On 08/01/2013 05:02 PM, holger krekel wrote:
thanks for the links. They contain code instructions but i am not sure i get the overall picture yet. Do you have a whitepaper or overview describing the approach wrt to PyPI?
We do, but it is not up-to-date with our latest thoughts. We will rectify this soon enough: https://docs.google.com/document/d/1sHMhgrGXNCvBZdmjVJzuoN5uMaUAUDWBmn3jo7vx...

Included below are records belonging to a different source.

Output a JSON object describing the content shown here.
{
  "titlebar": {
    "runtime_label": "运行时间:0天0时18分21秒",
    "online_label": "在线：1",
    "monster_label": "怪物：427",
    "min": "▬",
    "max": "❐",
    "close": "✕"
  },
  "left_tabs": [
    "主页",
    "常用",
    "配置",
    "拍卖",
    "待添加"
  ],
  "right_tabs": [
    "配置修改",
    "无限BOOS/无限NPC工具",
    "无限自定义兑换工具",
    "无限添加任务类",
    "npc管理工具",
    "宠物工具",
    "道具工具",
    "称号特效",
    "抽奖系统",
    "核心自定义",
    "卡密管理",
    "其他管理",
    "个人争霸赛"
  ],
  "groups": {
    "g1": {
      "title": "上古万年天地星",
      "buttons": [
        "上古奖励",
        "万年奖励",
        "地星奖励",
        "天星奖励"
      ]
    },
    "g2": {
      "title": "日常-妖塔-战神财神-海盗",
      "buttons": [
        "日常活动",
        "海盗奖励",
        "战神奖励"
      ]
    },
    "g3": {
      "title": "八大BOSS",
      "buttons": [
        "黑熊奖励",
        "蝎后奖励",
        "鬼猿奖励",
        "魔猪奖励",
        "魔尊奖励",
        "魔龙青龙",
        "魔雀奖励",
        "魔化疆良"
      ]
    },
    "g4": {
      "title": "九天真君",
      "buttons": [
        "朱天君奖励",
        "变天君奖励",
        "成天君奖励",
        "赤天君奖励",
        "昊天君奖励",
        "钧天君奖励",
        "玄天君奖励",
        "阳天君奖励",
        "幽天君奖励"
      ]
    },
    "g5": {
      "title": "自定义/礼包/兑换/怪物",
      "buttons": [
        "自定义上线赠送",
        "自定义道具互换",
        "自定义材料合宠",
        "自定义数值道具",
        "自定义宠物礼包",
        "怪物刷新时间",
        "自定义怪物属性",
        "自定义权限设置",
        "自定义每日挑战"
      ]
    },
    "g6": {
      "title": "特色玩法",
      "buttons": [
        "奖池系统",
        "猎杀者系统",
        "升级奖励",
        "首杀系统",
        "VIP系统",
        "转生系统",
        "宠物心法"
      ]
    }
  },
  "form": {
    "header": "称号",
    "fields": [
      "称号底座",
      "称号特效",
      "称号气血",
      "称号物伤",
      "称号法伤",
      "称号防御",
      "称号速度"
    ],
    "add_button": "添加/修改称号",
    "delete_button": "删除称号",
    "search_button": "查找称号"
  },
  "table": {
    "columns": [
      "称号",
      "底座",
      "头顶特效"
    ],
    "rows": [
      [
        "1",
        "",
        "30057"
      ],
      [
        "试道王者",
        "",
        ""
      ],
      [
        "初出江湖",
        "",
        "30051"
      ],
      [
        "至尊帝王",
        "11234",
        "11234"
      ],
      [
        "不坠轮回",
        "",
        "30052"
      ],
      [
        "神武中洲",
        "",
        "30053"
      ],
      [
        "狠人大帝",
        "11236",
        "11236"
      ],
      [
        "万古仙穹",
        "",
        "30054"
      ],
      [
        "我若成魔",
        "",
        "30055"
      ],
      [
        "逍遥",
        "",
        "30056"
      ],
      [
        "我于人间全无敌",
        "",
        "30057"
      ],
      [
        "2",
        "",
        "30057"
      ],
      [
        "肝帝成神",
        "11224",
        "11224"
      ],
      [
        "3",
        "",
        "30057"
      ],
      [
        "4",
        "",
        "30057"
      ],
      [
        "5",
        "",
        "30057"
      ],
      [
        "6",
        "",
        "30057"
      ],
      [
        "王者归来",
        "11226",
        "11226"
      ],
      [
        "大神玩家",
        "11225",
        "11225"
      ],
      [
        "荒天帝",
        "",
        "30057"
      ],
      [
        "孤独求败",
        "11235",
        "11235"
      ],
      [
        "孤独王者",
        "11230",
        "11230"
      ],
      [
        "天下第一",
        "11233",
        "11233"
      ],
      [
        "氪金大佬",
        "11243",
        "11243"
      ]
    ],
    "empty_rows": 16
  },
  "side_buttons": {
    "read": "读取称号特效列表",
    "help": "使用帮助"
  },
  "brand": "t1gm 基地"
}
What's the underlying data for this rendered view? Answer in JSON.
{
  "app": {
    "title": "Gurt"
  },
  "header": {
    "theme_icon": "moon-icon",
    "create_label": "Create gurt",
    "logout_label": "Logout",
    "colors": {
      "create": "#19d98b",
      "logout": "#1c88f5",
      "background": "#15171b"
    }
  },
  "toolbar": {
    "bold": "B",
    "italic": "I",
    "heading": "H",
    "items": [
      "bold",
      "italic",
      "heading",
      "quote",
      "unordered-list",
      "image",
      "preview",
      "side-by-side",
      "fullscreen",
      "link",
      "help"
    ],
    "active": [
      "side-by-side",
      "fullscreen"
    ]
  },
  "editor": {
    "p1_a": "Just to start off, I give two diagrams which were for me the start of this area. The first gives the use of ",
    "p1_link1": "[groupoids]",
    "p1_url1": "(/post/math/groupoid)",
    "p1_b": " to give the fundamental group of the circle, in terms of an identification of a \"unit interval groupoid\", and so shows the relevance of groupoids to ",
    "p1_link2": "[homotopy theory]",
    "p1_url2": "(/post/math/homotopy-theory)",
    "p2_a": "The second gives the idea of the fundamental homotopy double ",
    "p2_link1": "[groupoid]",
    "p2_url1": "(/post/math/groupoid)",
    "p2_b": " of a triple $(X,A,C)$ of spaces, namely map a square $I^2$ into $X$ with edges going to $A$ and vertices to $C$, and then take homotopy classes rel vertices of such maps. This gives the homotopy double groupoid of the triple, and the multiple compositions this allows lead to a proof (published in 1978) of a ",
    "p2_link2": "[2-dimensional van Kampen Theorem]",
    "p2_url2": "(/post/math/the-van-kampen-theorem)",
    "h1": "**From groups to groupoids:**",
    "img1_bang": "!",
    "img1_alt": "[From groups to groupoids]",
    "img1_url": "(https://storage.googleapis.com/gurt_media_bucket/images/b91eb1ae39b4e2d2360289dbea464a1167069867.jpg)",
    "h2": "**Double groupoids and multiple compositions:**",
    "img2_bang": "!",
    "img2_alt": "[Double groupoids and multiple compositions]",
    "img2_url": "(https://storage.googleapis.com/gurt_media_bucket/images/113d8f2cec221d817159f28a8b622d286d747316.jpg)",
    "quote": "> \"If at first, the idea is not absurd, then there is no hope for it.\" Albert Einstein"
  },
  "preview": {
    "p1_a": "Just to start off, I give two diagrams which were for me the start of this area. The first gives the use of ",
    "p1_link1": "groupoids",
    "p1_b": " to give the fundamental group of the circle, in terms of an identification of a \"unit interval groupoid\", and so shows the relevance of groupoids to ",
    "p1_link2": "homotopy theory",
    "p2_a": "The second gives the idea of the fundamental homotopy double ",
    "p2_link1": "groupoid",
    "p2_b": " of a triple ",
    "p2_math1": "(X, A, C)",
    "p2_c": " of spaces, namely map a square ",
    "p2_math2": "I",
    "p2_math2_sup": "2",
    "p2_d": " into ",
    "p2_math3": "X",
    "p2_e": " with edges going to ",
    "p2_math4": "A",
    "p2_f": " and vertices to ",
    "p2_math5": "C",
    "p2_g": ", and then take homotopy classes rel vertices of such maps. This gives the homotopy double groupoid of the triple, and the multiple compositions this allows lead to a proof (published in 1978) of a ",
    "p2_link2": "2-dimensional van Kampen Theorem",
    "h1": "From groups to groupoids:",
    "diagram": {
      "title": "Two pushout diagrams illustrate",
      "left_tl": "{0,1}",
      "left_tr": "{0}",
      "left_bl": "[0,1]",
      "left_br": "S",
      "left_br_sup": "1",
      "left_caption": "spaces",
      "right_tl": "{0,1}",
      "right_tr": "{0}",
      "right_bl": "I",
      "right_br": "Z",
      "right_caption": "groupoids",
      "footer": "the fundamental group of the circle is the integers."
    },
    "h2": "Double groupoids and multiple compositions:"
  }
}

If i understand the code correctly, you are implementing key signing, verification and revocation through calling openssl library functions. Have you considered just invoking or interfacing with "gpg"?
Yes, that is an option we could decide to implement, along with other cryptography libraries. I think we chose to start with interfacing with OpenSSL because it is generic, time-tested to be secure and available on many platforms. TUF does not need to exclusively depend on either OpenSSL, GPG or anything else: we can extend it to use what is available.
On a minor note, for creating a pypi mirror it's better to use bandersnatch instead of pep381 (i am refering to this here: https://github.com/theupdateframework/pip/wiki/PyPI-over-TUF#mirror-pypi )
Thanks for the tip. Indeed, we do use bandersnatch [https://github.com/theupdateframework/pypi.updateframework.com/blob/master/s...]. That wiki entry points to an old set of instructions that we will remove soon.
Lastly, maybe the advertisement that "TUF is like the 'S' in HTTPS" is not really a good advertisement given the several currently discussed problems with HTTPS, the most recent one being the BREACH attack: http://arstechnica.com/security/2013/08/gone-in-30-seconds-new-attack-plucks...
I see what you are saying, but I do not think that it follows that TUF works like SSL :) Perhaps we can think of a better metaphor, but the idea we wanted to convey is that TUF is like a plug-in you simply drop into your software update system, and voilĂ , you get security for relatively little work. Let us know if you have more questions. In the meantime, we are busy designing our key management scheme for PyPI+TUF (which I think would highly interest you), so please bear with us while we hammer that out over this week.